I am trying to develop a Voice based application that would accept user input as speech and perform some actions based on the input. This is my first ever venture into this technology and I am learning while developing it.
I am using Microsoft SAPI shipped with dotnet 4 to recognize speech. So far, I have learned about the two types of modes it supports.
Speech recognition (SR) has two modes of operation:
Dictation mode — an unconstrained, free-form speech interpretation mode that uses a built-in grammar provided by the recognizer for a specific language. This is the default recognizer.

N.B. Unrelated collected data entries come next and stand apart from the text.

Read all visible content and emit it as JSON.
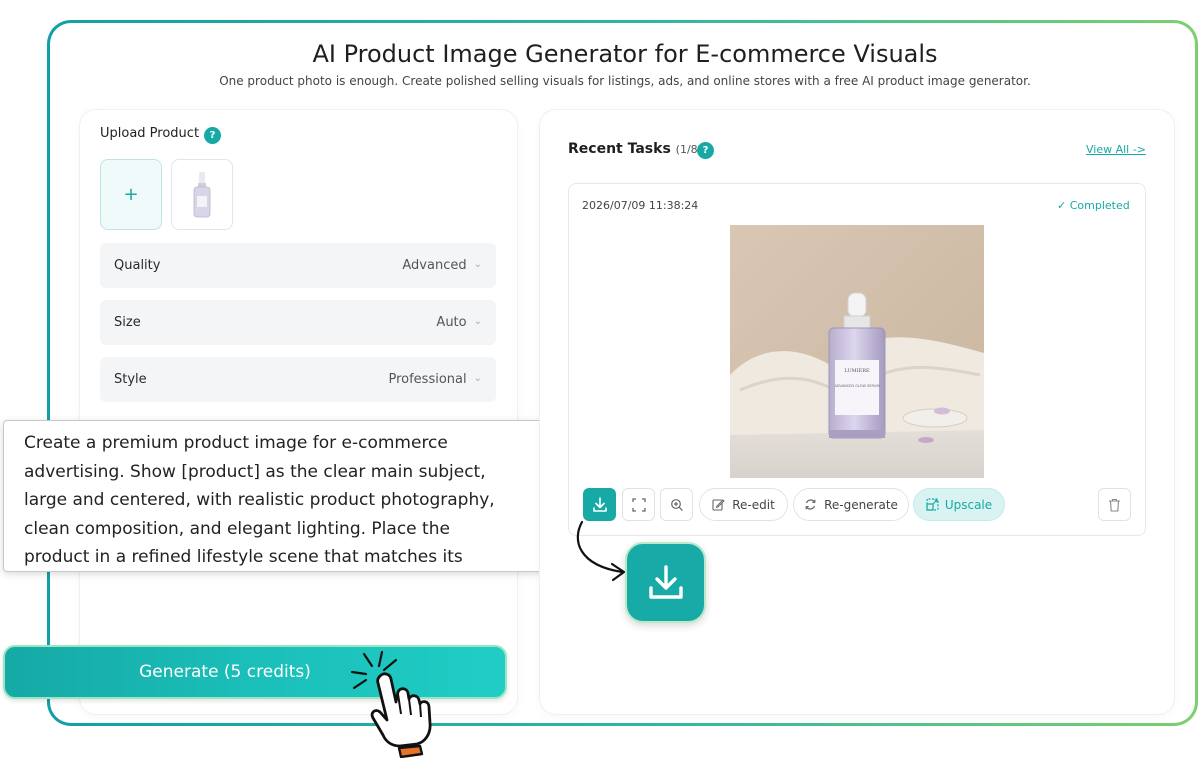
{
  "header": {
    "title": "AI Product Image Generator for E-commerce Visuals",
    "subtitle": "One product photo is enough. Create polished selling visuals for listings, ads, and online stores with a free AI product image generator."
  },
  "left_panel": {
    "upload_label": "Upload Product",
    "help_glyph": "?",
    "add_glyph": "+",
    "fields": [
      {
        "label": "Quality",
        "value": "Advanced"
      },
      {
        "label": "Size",
        "value": "Auto"
      },
      {
        "label": "Style",
        "value": "Professional"
      }
    ],
    "prompt_text": "Create a premium product image for e-commerce advertising. Show [product] as the clear main subject, large and centered, with realistic product photography, clean composition, and elegant lighting. Place the product in a refined lifestyle scene that matches its",
    "generate_label": "Generate (5 credits)"
  },
  "right_panel": {
    "recent_title": "Recent Tasks",
    "recent_count": "(1/8)",
    "view_all": "View All ->",
    "task": {
      "timestamp": "2026/07/09 11:38:24",
      "status": "✓ Completed",
      "bottle_label_brand": "LUMIÈRE",
      "bottle_label_name": "ADVANCED GLOW SERUM",
      "actions": {
        "reedit": "Re-edit",
        "regenerate": "Re-generate",
        "upscale": "Upscale"
      }
    }
  },
  "colors": {
    "accent": "#17a9a5",
    "border_gradient_start": "#139fa6",
    "border_gradient_end": "#7cd06f"
  }
}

Grammar mode — matches spoken words to one or more specific context-free grammars (CFGs). A CFG is a structure that defines a specific set of words, and the combination of these words that can be used. In basic terms, a CFG defines the sentences that are valid for SR. Grammars must be supplied by the application in the form of precompiled grammar files or supplied at runtime in the form of W3C Speech Recognition Grammar Specification (SRGS) markup or the older CFG specification. The Windows SDK includes a grammar compiler: gc.exe.
So essentially, whatever words I specify with the grammar, the engine would recognize only those. But I also want to include some free form text along with the structured grammar. An example for that can be names of people. If I want to capture the name from the speech, I need to have that name specified with in the grammar, but that's not possible if the application is open for anyone to use.
Is there a way I can extract some text which is not a part of the grammar already?
How can I get the system to recognize sentences such as "My name is Gary and I am 25 years old". The name can be absolutely anything, how do I define it in my Grammar?